El régimen que se debate para repartidores de apps
El núcleo de la iniciativa de Modernización Laboral está orientado a consolidar la figura del repartidor como prestador independiente. De acuerdo con el texto impulsado por el Gobierno, quienes realizan entregas o viajes mediante aplicaciones digitales serán considerados autónomos digitales y no empleados bajo relación de dependencia.
Esto implica que no se aplicará la Ley de Contrato de Trabajo ni se configurará un vínculo laboral tradicional con la empresa titular de la plataforma. En la práctica, los repartidores deberán inscribirse por cuenta propia en los regímenes fiscales y previsionales correspondientes, como el monotributo, y asumir el pago de sus aportes.
Según el Gobierno, este esquema apunta a preservar la flexibilidad operativa y facilitar la generación de oportunidades laborales a través de herramientas tecnológicas, al reducir las cargas y obligaciones para las compañías.
Otro de los ejes del proyecto es la consagración de la libertad de conexión. La reforma establece que los repartidores podrán conectarse y desconectarse de las aplicaciones cuando lo deseen, trabajar en simultáneo para más de una plataforma y aceptar o rechazar pedidos sin penalizaciones formales.
También se reconoce la posibilidad de elegir horarios y rutas de trabajo. Estos puntos responden a la lógica de la denominada gig economy, donde la autonomía en la organización de la actividad es presentada como un rasgo central del modelo.
Es importante señalar que, si bien el régimen no reconoce derechos laborales clásicos como vacaciones pagas, aguinaldo o indemnización por despido, sí fija ciertas obligaciones mínimas para las empresas.
Entre ellas, brindar información clara sobre los criterios de asignación de pedidos, disponer de canales de atención y reclamos, ofrecer capacitaciones en seguridad vial y, en determinados casos, contratar seguros de accidentes personales.
La postura de la provincia de Buenos Aires y qué cambia en la práctica
En paralelo al proyecto nacional, la provincia de Buenos Aires impulsa una iniciativa con un enfoque distinto.
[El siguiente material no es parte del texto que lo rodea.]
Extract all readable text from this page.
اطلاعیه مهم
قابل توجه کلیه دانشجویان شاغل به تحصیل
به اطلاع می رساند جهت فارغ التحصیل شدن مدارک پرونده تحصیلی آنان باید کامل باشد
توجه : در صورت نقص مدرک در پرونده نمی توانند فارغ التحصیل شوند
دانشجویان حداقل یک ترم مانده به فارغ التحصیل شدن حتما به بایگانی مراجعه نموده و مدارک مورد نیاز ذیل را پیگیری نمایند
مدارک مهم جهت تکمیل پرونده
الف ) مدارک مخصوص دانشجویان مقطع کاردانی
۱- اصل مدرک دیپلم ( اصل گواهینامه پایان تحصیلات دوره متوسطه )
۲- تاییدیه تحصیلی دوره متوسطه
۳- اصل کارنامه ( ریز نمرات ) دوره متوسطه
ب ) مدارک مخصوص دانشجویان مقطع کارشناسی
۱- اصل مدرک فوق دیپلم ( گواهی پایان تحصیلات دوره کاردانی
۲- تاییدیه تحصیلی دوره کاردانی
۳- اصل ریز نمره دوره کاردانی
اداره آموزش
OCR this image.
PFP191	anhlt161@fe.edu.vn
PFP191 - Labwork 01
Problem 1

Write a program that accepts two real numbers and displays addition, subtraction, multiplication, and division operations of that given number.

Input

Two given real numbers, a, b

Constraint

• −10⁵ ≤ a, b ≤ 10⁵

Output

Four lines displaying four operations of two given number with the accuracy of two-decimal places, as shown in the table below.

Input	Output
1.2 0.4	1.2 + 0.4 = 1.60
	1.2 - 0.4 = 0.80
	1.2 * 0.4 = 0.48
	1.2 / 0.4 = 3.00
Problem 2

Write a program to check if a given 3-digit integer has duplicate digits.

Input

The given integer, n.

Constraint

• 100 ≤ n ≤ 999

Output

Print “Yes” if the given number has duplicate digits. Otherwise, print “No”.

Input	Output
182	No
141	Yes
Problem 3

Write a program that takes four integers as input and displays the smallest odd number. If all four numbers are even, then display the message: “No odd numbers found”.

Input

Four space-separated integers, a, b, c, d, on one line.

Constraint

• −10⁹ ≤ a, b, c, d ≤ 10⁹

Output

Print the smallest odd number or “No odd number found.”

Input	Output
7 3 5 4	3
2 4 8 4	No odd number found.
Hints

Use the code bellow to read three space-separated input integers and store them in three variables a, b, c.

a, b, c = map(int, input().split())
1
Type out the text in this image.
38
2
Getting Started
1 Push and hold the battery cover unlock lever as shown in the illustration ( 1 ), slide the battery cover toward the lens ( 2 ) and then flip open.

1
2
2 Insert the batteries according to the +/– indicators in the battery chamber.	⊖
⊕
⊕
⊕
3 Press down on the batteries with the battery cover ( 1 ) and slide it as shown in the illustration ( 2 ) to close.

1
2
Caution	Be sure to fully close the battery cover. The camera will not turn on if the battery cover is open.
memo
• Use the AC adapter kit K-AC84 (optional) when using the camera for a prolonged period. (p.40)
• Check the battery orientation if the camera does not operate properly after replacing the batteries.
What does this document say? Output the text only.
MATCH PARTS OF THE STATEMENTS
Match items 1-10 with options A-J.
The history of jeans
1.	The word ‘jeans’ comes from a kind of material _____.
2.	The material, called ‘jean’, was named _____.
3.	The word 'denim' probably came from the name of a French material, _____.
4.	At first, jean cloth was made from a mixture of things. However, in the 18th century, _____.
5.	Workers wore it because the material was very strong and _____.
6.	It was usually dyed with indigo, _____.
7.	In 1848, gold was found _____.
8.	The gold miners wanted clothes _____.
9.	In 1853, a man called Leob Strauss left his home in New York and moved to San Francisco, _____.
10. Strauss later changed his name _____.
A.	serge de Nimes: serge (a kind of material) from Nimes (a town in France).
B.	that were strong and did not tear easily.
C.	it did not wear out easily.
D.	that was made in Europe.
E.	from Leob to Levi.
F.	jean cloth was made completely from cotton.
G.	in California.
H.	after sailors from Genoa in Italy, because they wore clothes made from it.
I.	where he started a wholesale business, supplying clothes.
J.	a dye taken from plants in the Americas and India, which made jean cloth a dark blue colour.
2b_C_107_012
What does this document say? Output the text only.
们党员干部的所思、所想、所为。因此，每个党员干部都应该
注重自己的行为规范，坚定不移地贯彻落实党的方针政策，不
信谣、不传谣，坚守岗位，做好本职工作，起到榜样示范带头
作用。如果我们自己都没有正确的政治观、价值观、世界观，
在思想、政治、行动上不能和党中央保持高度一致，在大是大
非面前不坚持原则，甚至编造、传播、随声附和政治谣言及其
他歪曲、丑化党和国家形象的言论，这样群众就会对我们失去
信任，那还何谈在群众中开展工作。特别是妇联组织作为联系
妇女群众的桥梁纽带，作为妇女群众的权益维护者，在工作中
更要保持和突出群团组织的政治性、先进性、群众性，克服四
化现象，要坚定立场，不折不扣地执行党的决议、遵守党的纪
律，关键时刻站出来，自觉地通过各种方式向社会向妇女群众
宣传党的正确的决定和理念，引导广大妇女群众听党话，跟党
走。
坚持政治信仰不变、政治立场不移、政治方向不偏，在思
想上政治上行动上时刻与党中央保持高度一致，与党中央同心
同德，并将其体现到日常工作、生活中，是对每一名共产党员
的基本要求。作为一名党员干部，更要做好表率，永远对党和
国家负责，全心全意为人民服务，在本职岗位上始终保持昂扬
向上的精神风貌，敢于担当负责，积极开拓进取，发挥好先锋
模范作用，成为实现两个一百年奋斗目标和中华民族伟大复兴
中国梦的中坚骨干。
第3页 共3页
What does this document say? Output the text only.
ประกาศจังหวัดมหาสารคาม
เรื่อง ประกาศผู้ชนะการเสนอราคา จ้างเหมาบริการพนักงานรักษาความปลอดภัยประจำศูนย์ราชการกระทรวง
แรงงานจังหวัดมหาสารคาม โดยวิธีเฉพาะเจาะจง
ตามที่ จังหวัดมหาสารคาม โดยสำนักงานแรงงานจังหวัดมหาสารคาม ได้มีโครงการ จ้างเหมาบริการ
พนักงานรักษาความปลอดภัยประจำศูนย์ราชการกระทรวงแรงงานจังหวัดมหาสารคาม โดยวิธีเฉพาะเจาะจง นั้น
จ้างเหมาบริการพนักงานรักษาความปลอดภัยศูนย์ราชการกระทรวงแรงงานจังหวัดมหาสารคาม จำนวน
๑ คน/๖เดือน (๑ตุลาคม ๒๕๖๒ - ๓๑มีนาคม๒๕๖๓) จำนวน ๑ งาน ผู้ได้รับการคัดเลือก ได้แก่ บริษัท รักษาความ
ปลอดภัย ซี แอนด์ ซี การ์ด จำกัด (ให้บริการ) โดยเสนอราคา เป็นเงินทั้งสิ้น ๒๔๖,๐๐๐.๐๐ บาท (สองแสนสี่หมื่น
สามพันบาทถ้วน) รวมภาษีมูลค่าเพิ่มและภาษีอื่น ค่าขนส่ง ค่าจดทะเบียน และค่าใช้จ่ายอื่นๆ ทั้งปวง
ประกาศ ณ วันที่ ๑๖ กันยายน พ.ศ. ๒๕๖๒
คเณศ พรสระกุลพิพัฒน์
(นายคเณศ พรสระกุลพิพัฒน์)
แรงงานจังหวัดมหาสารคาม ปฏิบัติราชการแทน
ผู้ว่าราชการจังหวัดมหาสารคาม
La propuesta provincial busca reconocer a los repartidores como trabajadores en relación de dependencia, lo que implicaría un encuadre laboral tradicional y el acceso a derechos contemplados por la normativa vigente.
Entre las medidas planteadas se incluyen la creación de un registro provincial obligatorio para plataformas digitales, la contratación de seguros de vida y accidentes sin costo para el repartidor, la realización de inspecciones laborales en centros logísticos y "dark stores", y la habilitación de espacios de descanso con servicios básicos para quienes realizan entregas.
El objetivo de esta propuesta es establecer un piso mínimo de protección social y evitar que las cargas vinculadas a la actividad recaigan exclusivamente sobre el trabajador.
Qué implica la reforma laboral para los repartidores
Para quienes actualmente realizan entregas a través de plataformas como Rappi, Pedidos Ya o Mercado Libre, la reforma introduce modificaciones concretas que pueden sintetizarse en tres ejes principales:
- Mayor encuadre formal, pero sin vínculo laboral: los repartidores deberán registrarse ante el fisco y asumir el pago de sus aportes previsionales de manera individual, ya que no se establece relación de dependencia ni aportes patronales por parte de las empresas.
- Autonomía operativa con menos cobertura social: el esquema reconoce la libertad para organizar horarios y aceptar pedidos, aunque no contempla estabilidad, vacaciones pagas ni aguinaldo.
- Regulaciones complementarias a nivel local: mientras el Congreso debate el alcance de la norma nacional, distintas provincias y municipios avanzan con iniciativas propias, lo que podría generar superposiciones normativas.
La definición sobre el encuadre definitivo de las plataformas de reparto se resolverá en el ámbito legislativo y, eventualmente, en la Justicia. El debate trasciende a las empresas involucradas y plantea cómo debe organizarse el trabajo en el contexto de la economía digital.